PREFÁCIO


(esta edição é dedicada a Peter von Bagh)


A presente edição começa com uma pauta dedicada à obra do cineasta francês Jean-Claude Brisseau e termina com um texto sobre Cavalo Dinheiro, último trabalho do realizador português Pedro Costa.

Entre as duas extremidades, uma homenagem a Marc C. Bernard, integrante do grupo de cinéfilos parisienses mac-mahonianos, falecido no início deste ano, e a disponibilização de uma tradução inédita para o português do manifesto de Louis Skorecki, Contra a Nova Cinefilia, além de inúmeros textos sobre filmes de diversas épocas que constam no nosso Jornal.

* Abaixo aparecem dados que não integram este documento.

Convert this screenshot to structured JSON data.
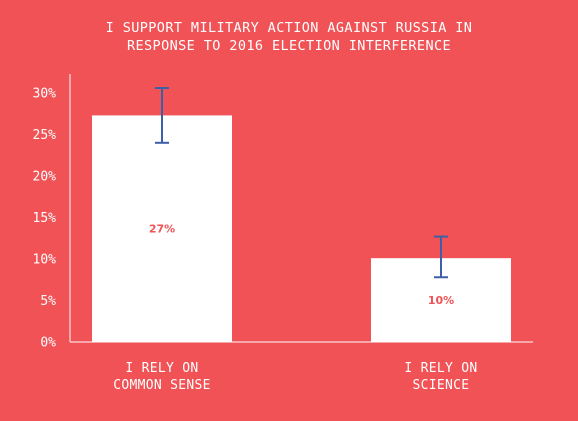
{
  "colors": {
    "background": "#f05256",
    "bar": "#ffffff",
    "axis": "#ffffff",
    "error_bar": "#3d5fa8",
    "data_label": "#f05256"
  },
  "chart_data": {
    "type": "bar",
    "title_lines": [
      "I SUPPORT MILITARY ACTION AGAINST RUSSIA IN",
      "RESPONSE TO 2016 ELECTION INTERFERENCE"
    ],
    "categories": [
      {
        "lines": [
          "I RELY ON",
          "COMMON SENSE"
        ]
      },
      {
        "lines": [
          "I RELY ON",
          "SCIENCE"
        ]
      }
    ],
    "values": [
      27.3,
      10.1
    ],
    "data_labels": [
      "27%",
      "10%"
    ],
    "error_bars": [
      {
        "low": 24.0,
        "high": 30.6
      },
      {
        "low": 7.8,
        "high": 12.7
      }
    ],
    "yticks": [
      0,
      5,
      10,
      15,
      20,
      25,
      30
    ],
    "ytick_labels": [
      "0%",
      "5%",
      "10%",
      "15%",
      "20%",
      "25%",
      "30%"
    ],
    "ylim": [
      0,
      32
    ],
    "grid": false,
    "legend": "none"
  }
}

Acreditamos que fazendo esse percurso, o leitor (do mais exigente àquele que nos lê por simples distração, do que nos acompanha desde o início ao que tomou conhecimento do nosso trabalho apenas recentemente) poderá conhecer a obra de cineastas e de outros tipos de personalidades devotadas ao cinema, cujos trabalhos de algum modo se integram, se informam mutuamente, e finalmente se completam (Manoel de Oliveira dedica ao assunto um texto formidável).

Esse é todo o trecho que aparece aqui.